Often, this can be the difference between financial loss and successful loss mitigation.

AI’s Digital Edge

Fraud is still overwhelmingly carried out by a human operative and involves human decision-making and strategy. Fraudsters often succeed because their actions are lost in noisy data – it’s exceptionally hard to delineate legitimate actions from fraudulent actions without an accurate conception of all the data. The noisier the data, the easier it can be to slip under the radar without detection.

In data engineering, this is called a classification problem, but modern anti-fraud ML algorithms can induct vast quantities of real payment data, including noisy data, and through a combination of oversampling, undersampling and combined class methodology, they’re able to cut through the noise and accurately classify fraudulent anomalies.

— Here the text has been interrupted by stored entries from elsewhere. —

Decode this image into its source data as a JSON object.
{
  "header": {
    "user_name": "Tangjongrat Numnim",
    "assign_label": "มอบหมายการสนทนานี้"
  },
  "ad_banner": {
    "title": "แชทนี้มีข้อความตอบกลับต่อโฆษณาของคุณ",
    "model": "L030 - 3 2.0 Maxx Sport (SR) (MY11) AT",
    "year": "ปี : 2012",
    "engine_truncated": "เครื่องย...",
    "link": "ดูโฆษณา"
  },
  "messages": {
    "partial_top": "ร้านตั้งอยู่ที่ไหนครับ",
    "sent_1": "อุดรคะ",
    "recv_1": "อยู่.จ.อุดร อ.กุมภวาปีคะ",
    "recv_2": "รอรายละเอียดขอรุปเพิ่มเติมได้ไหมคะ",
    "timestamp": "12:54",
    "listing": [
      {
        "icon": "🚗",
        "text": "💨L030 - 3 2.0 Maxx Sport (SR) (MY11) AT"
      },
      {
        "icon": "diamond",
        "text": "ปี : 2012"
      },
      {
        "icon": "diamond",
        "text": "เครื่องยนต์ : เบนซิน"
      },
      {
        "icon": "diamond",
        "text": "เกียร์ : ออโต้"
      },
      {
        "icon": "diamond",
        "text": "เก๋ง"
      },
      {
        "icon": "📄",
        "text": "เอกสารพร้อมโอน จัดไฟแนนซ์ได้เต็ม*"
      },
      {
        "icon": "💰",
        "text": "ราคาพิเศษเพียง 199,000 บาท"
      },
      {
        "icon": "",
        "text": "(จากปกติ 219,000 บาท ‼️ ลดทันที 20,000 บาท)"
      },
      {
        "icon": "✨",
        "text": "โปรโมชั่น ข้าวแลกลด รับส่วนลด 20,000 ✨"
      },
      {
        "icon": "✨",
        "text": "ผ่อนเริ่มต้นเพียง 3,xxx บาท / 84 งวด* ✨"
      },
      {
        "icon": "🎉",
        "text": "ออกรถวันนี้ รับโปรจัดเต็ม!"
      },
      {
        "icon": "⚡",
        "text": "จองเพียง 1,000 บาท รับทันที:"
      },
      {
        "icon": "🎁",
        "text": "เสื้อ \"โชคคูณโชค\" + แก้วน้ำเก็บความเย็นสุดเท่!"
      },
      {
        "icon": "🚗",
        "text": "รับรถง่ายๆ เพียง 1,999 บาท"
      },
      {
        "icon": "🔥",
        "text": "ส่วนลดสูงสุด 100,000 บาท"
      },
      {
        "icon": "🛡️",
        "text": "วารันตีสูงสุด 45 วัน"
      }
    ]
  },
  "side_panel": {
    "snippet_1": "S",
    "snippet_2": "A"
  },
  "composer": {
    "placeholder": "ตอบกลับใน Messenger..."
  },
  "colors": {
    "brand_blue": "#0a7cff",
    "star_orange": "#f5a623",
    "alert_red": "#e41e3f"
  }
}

Using traditional fraud detection methods, detecting an anomaly in scarce data is relatively simple, but we’re no longer dealing with scarce data, we’re dealing with thousands, or even millions of payments. AI is very effective at working with these large, complex data sets. The contemporary nature of AI and ML-driven time-series analysis and anomaly detection is cut-out for contemporary fraud. Vast resources of historical payment data allow data scientists to engineer and create increasingly complex algorithms that have the benefit of both hindsight and foresight. Noisy data is no longer the problem that it once was.

Enhance Customer UX

Fraud affects clients as well as their customers. False positives – falsely classified fraudulent activity – are catastrophic for customer relations. Falsely highlighting a customer as a fraud risk, resulting in a declined payments, loans, credit or other financial requests can permanently damage the relationship.

Customers lost in this way will likely just switch to a competitor. One key area here is customer verification or KYC, which has become a mandated regulatory responsibility for many industries worldwide.

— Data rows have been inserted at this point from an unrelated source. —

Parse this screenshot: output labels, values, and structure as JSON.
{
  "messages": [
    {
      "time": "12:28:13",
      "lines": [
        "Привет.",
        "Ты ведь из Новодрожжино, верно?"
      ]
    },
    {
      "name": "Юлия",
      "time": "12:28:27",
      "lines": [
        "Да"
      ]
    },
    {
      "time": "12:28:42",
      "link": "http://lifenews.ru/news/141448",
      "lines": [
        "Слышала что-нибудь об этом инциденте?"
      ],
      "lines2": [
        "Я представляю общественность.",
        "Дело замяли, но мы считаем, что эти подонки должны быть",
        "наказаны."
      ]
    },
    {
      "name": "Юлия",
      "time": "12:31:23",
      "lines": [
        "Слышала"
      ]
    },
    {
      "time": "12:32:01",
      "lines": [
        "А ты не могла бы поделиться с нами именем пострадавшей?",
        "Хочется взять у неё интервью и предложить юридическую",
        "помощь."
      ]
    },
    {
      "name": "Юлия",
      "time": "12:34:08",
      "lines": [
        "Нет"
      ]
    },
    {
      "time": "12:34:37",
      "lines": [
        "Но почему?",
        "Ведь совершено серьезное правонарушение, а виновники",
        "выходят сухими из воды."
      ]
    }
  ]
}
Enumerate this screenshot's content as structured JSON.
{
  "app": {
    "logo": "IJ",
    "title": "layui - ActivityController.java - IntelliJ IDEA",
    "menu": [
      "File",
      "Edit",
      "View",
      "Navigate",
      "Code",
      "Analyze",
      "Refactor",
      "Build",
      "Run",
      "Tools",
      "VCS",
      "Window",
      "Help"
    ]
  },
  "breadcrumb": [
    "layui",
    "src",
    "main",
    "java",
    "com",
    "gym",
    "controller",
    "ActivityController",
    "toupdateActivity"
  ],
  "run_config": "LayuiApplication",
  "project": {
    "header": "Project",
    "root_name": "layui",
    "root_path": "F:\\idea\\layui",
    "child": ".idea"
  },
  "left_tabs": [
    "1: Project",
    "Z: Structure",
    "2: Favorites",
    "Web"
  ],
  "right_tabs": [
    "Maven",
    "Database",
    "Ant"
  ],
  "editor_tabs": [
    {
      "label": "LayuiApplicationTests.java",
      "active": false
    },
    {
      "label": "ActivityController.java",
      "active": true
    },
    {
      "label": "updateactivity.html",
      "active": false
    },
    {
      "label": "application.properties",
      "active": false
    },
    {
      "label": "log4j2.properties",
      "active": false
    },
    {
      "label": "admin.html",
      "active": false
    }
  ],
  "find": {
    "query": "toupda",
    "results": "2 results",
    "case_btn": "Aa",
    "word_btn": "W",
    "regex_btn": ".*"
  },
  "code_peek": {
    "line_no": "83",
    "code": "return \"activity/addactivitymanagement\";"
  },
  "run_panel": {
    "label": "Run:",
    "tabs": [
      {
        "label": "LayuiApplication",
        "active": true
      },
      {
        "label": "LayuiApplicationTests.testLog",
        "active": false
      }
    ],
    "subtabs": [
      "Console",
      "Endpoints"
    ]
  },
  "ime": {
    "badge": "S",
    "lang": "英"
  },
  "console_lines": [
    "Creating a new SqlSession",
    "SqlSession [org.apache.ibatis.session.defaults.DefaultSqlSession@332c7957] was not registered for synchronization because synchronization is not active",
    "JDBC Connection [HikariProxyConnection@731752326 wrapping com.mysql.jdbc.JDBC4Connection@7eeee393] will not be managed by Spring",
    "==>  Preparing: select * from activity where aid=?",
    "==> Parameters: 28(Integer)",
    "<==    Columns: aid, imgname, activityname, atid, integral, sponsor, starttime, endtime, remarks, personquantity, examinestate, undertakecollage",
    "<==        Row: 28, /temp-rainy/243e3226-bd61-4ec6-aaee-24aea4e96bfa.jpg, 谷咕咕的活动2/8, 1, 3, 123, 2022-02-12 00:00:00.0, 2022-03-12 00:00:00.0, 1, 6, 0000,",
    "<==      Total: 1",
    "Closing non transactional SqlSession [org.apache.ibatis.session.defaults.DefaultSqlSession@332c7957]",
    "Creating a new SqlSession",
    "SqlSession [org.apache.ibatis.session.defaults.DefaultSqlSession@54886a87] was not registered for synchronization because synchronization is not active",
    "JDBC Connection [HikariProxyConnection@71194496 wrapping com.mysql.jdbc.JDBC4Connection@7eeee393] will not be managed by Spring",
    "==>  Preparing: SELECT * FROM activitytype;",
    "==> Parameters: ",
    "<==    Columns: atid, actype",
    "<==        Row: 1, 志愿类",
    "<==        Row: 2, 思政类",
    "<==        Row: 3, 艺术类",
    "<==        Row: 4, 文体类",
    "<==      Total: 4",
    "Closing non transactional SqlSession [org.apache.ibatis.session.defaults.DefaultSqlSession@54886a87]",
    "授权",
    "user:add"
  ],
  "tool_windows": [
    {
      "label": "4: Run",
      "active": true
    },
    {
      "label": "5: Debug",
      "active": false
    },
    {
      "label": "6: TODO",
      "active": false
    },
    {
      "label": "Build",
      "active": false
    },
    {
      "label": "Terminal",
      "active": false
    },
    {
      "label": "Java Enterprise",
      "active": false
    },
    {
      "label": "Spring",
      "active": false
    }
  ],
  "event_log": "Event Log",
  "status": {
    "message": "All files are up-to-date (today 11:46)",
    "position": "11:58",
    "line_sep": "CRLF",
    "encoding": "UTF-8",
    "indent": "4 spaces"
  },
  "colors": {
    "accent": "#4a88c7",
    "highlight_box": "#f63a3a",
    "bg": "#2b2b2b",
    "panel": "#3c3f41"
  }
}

The issue is, manual age verification can cause customer friction; Idology’s Sixth Annual Fraud Report found that 75% of surveyed businesses highlighted verification as a source of customer friction and churn. Slow verification processes could lead to product abandonment, with potential customers simply moving onto the next available competitor. On the flip side of the coin, failure to verify identity properly results in fraud and regulatory risk.

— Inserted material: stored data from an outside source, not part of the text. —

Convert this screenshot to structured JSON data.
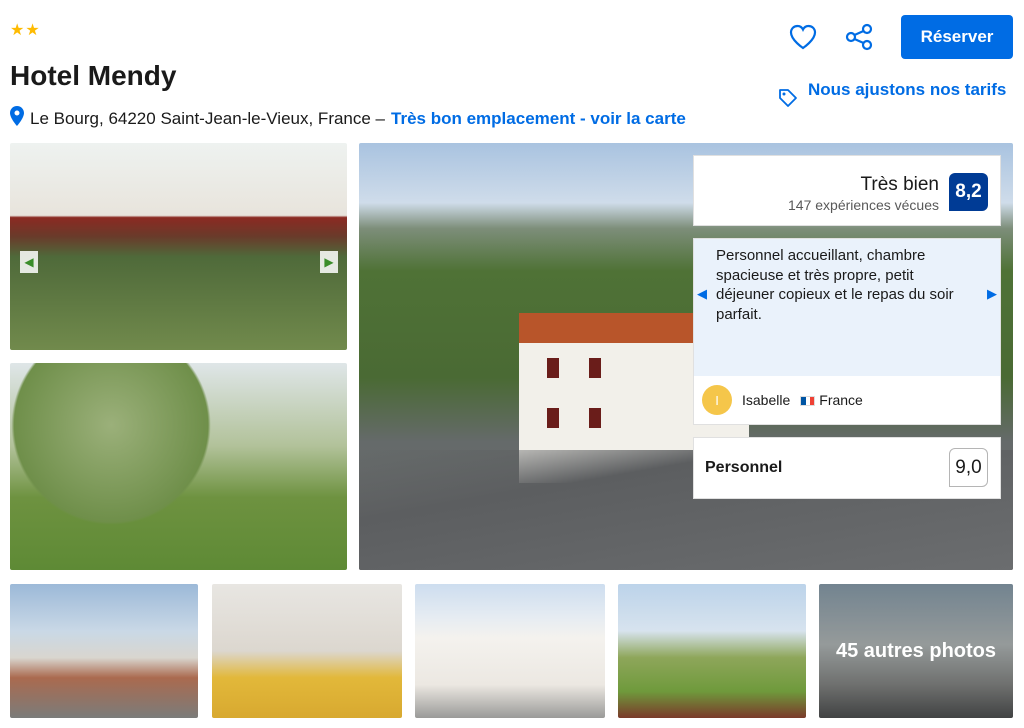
{
  "header": {
    "stars": "★★",
    "title": "Hotel Mendy",
    "address": "Le Bourg, 64220 Saint-Jean-le-Vieux, France –",
    "map_link": "Très bon emplacement - voir la carte"
  },
  "actions": {
    "reserve_label": "Réserver",
    "price_match_label": "Nous ajustons nos tarifs",
    "icons": [
      "heart-icon",
      "share-icon",
      "tag-icon",
      "location-pin-icon"
    ]
  },
  "rating": {
    "verdict": "Très bien",
    "experiences": "147 expériences vécues",
    "score": "8,2"
  },
  "review": {
    "text": "Personnel accueillant, chambre spacieuse et très propre, petit déjeuner copieux et le repas du soir parfait.",
    "author_initial": "I",
    "author_name": "Isabelle",
    "author_country": "France"
  },
  "category": {
    "name": "Personnel",
    "score": "9,0"
  },
  "gallery": {
    "more_photos": "45 autres photos"
  },
  "colors": {
    "accent": "#006ce4",
    "score_badge": "#003b95",
    "stars": "#febb02"
  }
}
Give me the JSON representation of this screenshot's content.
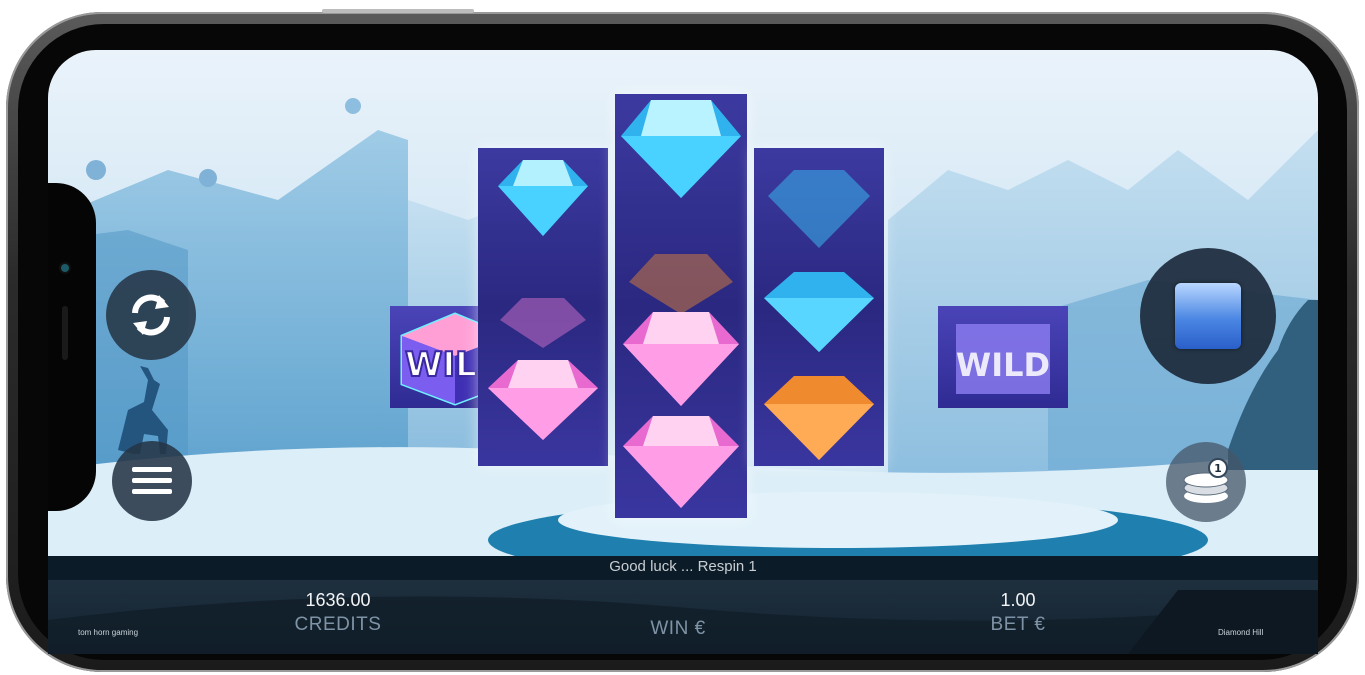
{
  "game": {
    "message": "Good luck ... Respin 1",
    "credits_value": "1636.00",
    "credits_label": "CREDITS",
    "win_label": "WIN €",
    "bet_value": "1.00",
    "bet_label": "BET €",
    "provider": "tom horn gaming",
    "title": "Diamond Hill",
    "wild_text": "WILD"
  },
  "controls": {
    "autoplay_icon": "refresh-icon",
    "menu_icon": "hamburger-menu-icon",
    "spin_icon": "stop-square-icon",
    "bet_icon": "coin-stack-icon",
    "bet_badge": "1"
  },
  "reels": [
    {
      "symbols": [
        "wild"
      ]
    },
    {
      "symbols": [
        "blue-diamond",
        "pink-diamond-faded",
        "pink-diamond"
      ]
    },
    {
      "symbols": [
        "blue-diamond",
        "orange-diamond-faded",
        "pink-diamond",
        "pink-diamond"
      ]
    },
    {
      "symbols": [
        "blue-diamond-faded",
        "blue-diamond",
        "orange-diamond"
      ]
    },
    {
      "symbols": [
        "wild-blurred"
      ]
    }
  ],
  "colors": {
    "blue_gem": "#3fb6ef",
    "pink_gem": "#e86ad0",
    "orange_gem": "#f08a2e",
    "reel_bg": "#2f2b93",
    "panel_bg": "#142330"
  }
}
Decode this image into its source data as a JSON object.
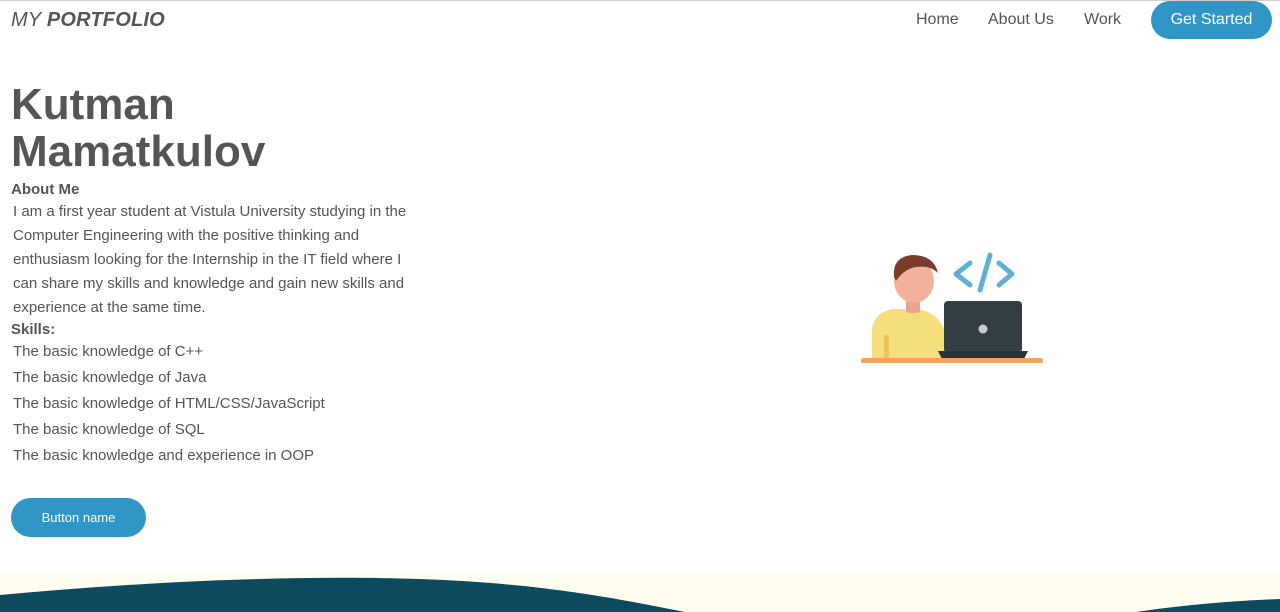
{
  "nav": {
    "logo_prefix": "MY",
    "logo_bold": "PORTFOLIO",
    "links": [
      "Home",
      "About Us",
      "Work"
    ],
    "cta_label": "Get Started"
  },
  "hero": {
    "name_line1": "Kutman",
    "name_line2": "Mamatkulov",
    "about_heading": "About Me",
    "about_text": "I am a first year student at Vistula University studying in the Computer Engineering with the positive thinking and enthusiasm looking for the Internship in the IT field where I can share my skills and knowledge and gain new skills and experience at the same time.",
    "skills_heading": "Skills:",
    "skills": [
      "The basic knowledge of C++",
      "The basic knowledge of Java",
      "The basic knowledge of HTML/CSS/JavaScript",
      "The basic knowledge of SQL",
      "The basic knowledge and experience in OOP"
    ],
    "button_label": "Button name"
  },
  "colors": {
    "accent": "#2f96c6",
    "text": "#555555",
    "footer_dark": "#0e4a5e",
    "footer_light": "#fffdf0"
  },
  "icons": {
    "illustration": "developer-at-laptop-illustration",
    "code": "code-brackets-icon"
  }
}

AI-enhanced services take the legwork out of anti-fraud ID verification, reducing customer friction. AI systems remove human error and judgement from the equation, properly classifying legitimate and fraudulent verification attempts. Again, this yields both customer and client-side benefits.

The benefits of AI for fraud detection are wide-ranging and constantly developing. By keeping your finger on the pulse of new developments in AI-related anti-fraud strategy, you can equip your clients with what they need to manage fraud and thrive in an increasingly digitized financial world.